Commodification of religion is similar to the packaging of emotions into the compartments of particularistic piety wherein people drive their identity from. For instance, people holding pride while wearing a T- shirt which adorns their god or affixing a sticker of their religious identity over their cars. This phenomenon is very common as we see how people endorse their religious commodities by taking pride with its association. Religion in this way can create more divides and intolerance. An inability to tolerate dissent and dissimilar religious opinion is propagated by people’s attachment with their religious symbols at the backdrop. The violence unleashed in the name of divinity and Godly images has assumed frightening proportions in today’s time.

 

Today we live in a milieu where festivals and pilgrimages are celebrated with pomp, glitter and hype.
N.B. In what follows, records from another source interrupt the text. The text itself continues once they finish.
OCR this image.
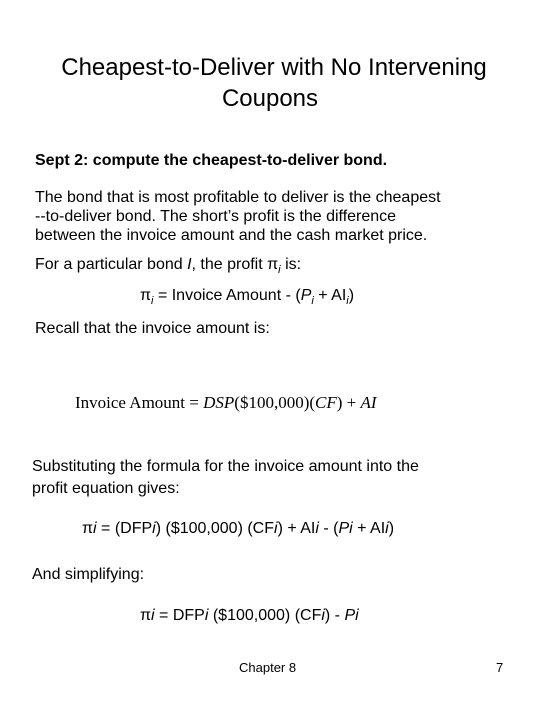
Cheapest-to-Deliver with No Intervening
Coupons
Sept 2: compute the cheapest-to-deliver bond.
The bond that is most profitable to deliver is the cheapest
--to-deliver bond. The short’s profit is the difference
between the invoice amount and the cash market price.
For a particular bond I, the profit $\pi_i$ is:
$\pi_i$ = Invoice Amount - $(P_i + AI_i)$
Recall that the invoice amount is:
Invoice Amount = DSP($100,000)(CF) + AI
Substituting the formula for the invoice amount into the
profit equation gives:
πi = (DFPi) ($100,000) (CFi) + AIi - (Pi + AIi)
And simplifying:
πi = DFPi ($100,000) (CFi) - Pi
Chapter 8	7
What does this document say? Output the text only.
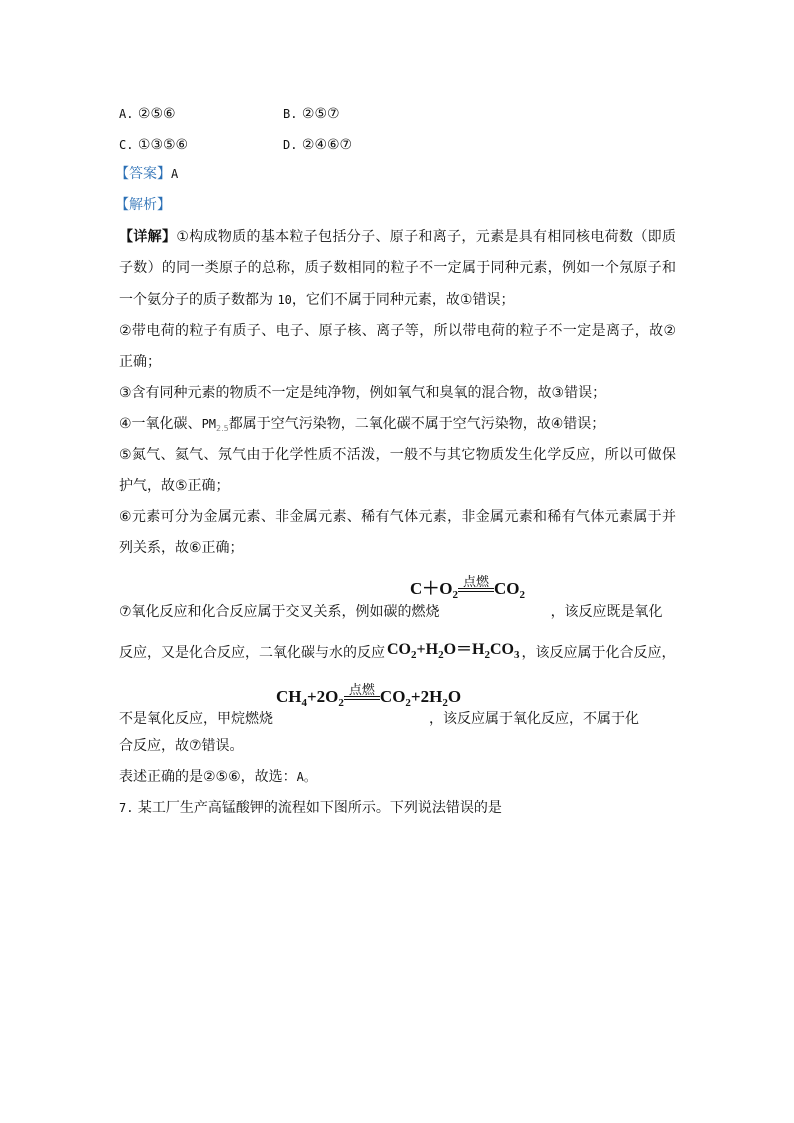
A. ②⑤⑥	B. ②⑤⑦
C. ①③⑤⑥	D. ②④⑥⑦
【答案】A
【解析】
【详解】①构成物质的基本粒子包括分子、原子和离子，元素是具有相同核电荷数（即质
子数）的同一类原子的总称，质子数相同的粒子不一定属于同种元素，例如一个氖原子和
一个氨分子的质子数都为 10，它们不属于同种元素，故①错误；
②带电荷的粒子有质子、电子、原子核、离子等，所以带电荷的粒子不一定是离子，故②
正确；
③含有同种元素的物质不一定是纯净物，例如氧气和臭氧的混合物，故③错误；
④一氧化碳、$PM_{2.5}$都属于空气污染物，二氧化碳不属于空气污染物，故④错误；
⑤氮气、氦气、氖气由于化学性质不活泼，一般不与其它物质发生化学反应，所以可做保
护气，故⑤正确；
⑥元素可分为金属元素、非金属元素、稀有气体元素，非金属元素和稀有气体元素属于并
列关系，故⑥正确；
$C+O_2$
点燃 $CO_2$
⑦氧化反应和化合反应属于交叉关系，例如碳的燃烧	，该反应既是氧化
反应，又是化合反应，二氧化碳与水的反应 $CO_2+H_2O=H_2CO_3$ ，该反应属于化合反应，
$CH_4+2O_2$
点燃 $CO_2+2H_2O$
不是氧化反应，甲烷燃烧	，该反应属于氧化反应，不属于化
合反应，故⑦错误。
表述正确的是②⑤⑥，故选：A。
7. 某工厂生产高锰酸钾的流程如下图所示。下列说法错误的是
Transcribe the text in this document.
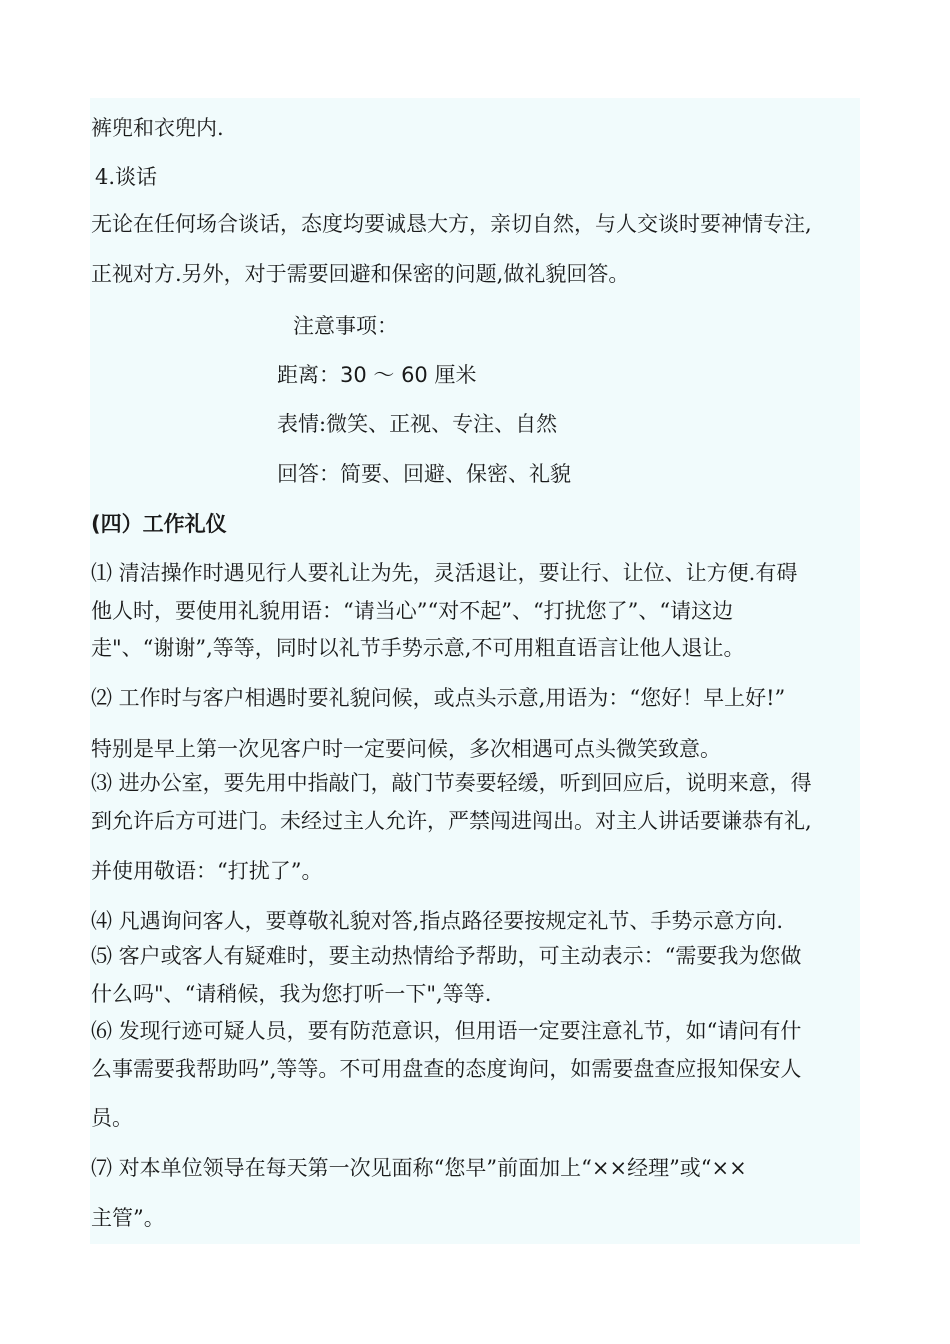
裤兜和衣兜内.
4.谈话
无论在任何场合谈话，态度均要诚恳大方，亲切自然，与人交谈时要神情专注,
正视对方.另外，对于需要回避和保密的问题,做礼貌回答。
注意事项：
距离：30 ～ 60 厘米
表情:微笑、正视、专注、自然
回答：简要、回避、保密、礼貌
(四）工作礼仪
⑴ 清洁操作时遇见行人要礼让为先，灵活退让，要让行、让位、让方便.有碍
他人时，要使用礼貌用语：“请当心”“对不起”、“打扰您了”、“请这边
走"、“谢谢”,等等，同时以礼节手势示意,不可用粗直语言让他人退让。
⑵ 工作时与客户相遇时要礼貌问候，或点头示意,用语为：“您好！早上好!”
特别是早上第一次见客户时一定要问候，多次相遇可点头微笑致意。
⑶ 进办公室，要先用中指敲门，敲门节奏要轻缓，听到回应后，说明来意，得
到允许后方可进门。未经过主人允许，严禁闯进闯出。对主人讲话要谦恭有礼,
并使用敬语：“打扰了”。
⑷ 凡遇询问客人，要尊敬礼貌对答,指点路径要按规定礼节、手势示意方向.
⑸ 客户或客人有疑难时，要主动热情给予帮助，可主动表示：“需要我为您做
什么吗"、“请稍候，我为您打听一下",等等.
⑹ 发现行迹可疑人员，要有防范意识，但用语一定要注意礼节，如“请问有什
么事需要我帮助吗”,等等。不可用盘查的态度询问，如需要盘查应报知保安人
员。
⑺ 对本单位领导在每天第一次见面称“您早”前面加上“××经理”或“××
主管”。
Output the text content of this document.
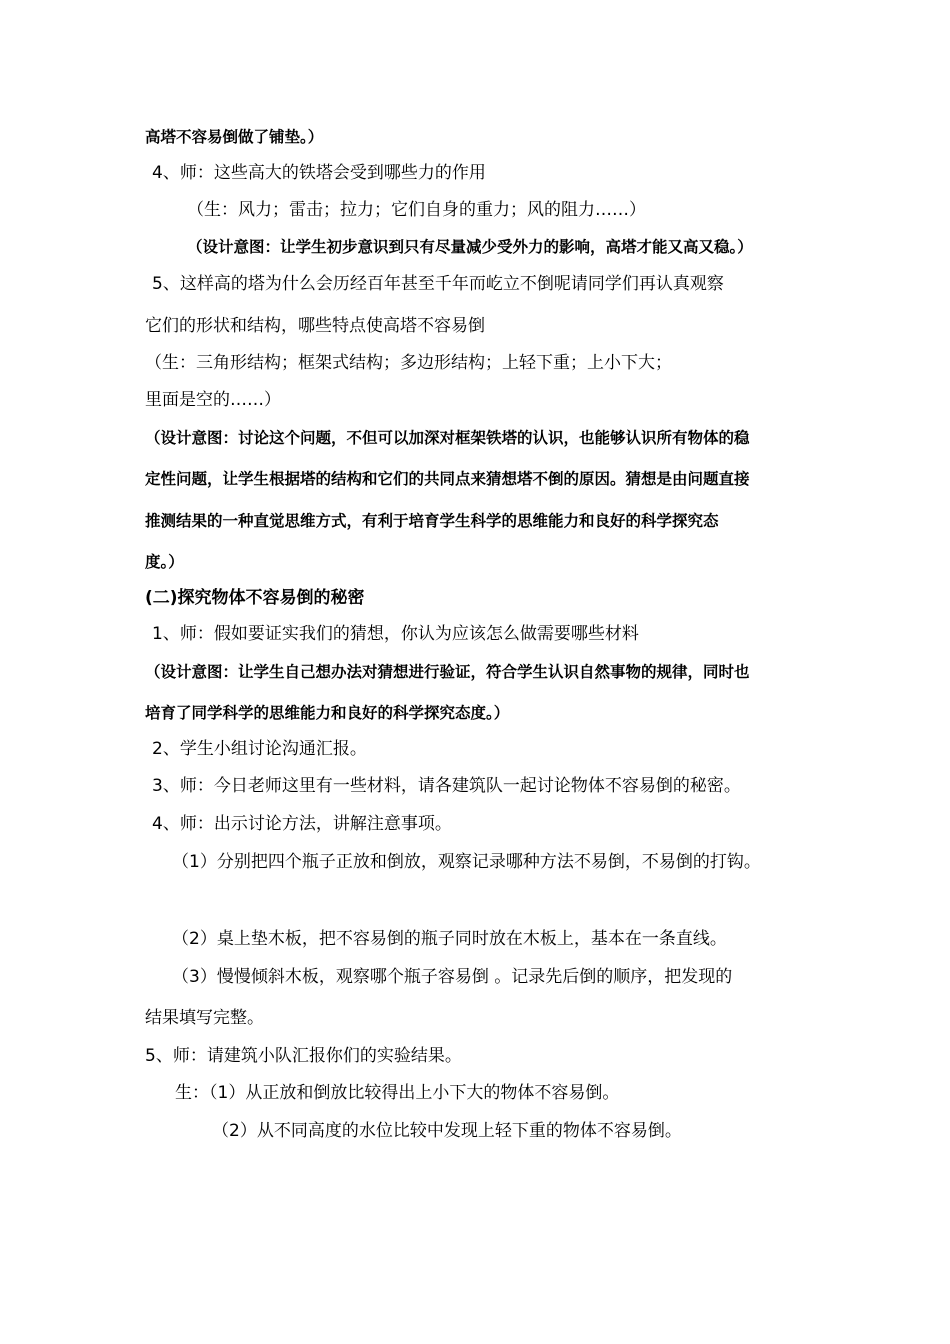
高塔不容易倒做了铺垫。）
4、师：这些高大的铁塔会受到哪些力的作用
（生：风力；雷击；拉力；它们自身的重力；风的阻力……）
（设计意图：让学生初步意识到只有尽量减少受外力的影响，高塔才能又高又稳。）
5、这样高的塔为什么会历经百年甚至千年而屹立不倒呢请同学们再认真观察
它们的形状和结构，哪些特点使高塔不容易倒
（生：三角形结构；框架式结构；多边形结构；上轻下重；上小下大；
里面是空的……）
（设计意图：讨论这个问题，不但可以加深对框架铁塔的认识，也能够认识所有物体的稳
定性问题，让学生根据塔的结构和它们的共同点来猜想塔不倒的原因。猜想是由问题直接
推测结果的一种直觉思维方式，有利于培育学生科学的思维能力和良好的科学探究态
度。）
(二)探究物体不容易倒的秘密
1、师：假如要证实我们的猜想，你认为应该怎么做需要哪些材料
（设计意图：让学生自己想办法对猜想进行验证，符合学生认识自然事物的规律，同时也
培育了同学科学的思维能力和良好的科学探究态度。）
2、学生小组讨论沟通汇报。
3、师：今日老师这里有一些材料，请各建筑队一起讨论物体不容易倒的秘密。
4、师：出示讨论方法，讲解注意事项。
（1）分别把四个瓶子正放和倒放，观察记录哪种方法不易倒，不易倒的打钩。
（2）桌上垫木板，把不容易倒的瓶子同时放在木板上，基本在一条直线。
（3）慢慢倾斜木板，观察哪个瓶子容易倒 。记录先后倒的顺序，把发现的
结果填写完整。
5、师：请建筑小队汇报你们的实验结果。
生：（1）从正放和倒放比较得出上小下大的物体不容易倒。
（2）从不同高度的水位比较中发现上轻下重的物体不容易倒。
Commercialization of faith has diminished any sense of religion as a source of building ethical spirituality. Marketization of religion demands competitive ritualism which can attract customers in huge number. A festive celebration floods the market with devotional items – the more expensive, the better. Newspapers and magazines bring out special glossy editions with advertisements and features of sacred merchandise. Sayantani Jafa (2012) would argue that:

 

A religious festival unleashes a paroxysm of ‘brand building’, whether in culinary specialties, sartorial trends or a voyeuristic gaze into celebrity worshippers diligently captured by cameos and ‘live telecasts’ on the plethora of round-the-clock television news channels.

 

Conclusion

 

When Zygmunt Bauman argues that religion is not innate but a constructed phenomenon, we can see the role of religious commodities that of utmost relevance because such symbols construct long lasting mood and behaviors among individuals (Geertz, 1965). A post modern religion is marked by too many choices in the religious domain which is apparently manifested through numerous Gods available in the market. Now there is emerging a kind of shift in contemporary times where we observe that commodification of spirituality and its appropriation is another major aspect. This commodification and spirituality is the result of other traditions as well which often stir up controversial issues regarding religion. York (2010) argues that until the end of the nineteenth century or later, religion was something into which one was born. A person’s religious conditioning was an automatic and accepted fact. But now he can construct his own religion, given the myriad of options in post modern era.

 

York further argues that through globalization, capitalism, large scale immigration and with the decline of traditional religious value systems the western individual often faces religious options at a large unprecedented scale. In the present age where flow of information is taking place at an enormous speed, the rate of religious consumerism has also been accelerated. With this new age of information the public comes across varying religious and value based information where they also have the option of discontinue from their own existing value systems. The point for us is to understand that how this process of reconditioning or commodification takes place both at micro and macro level.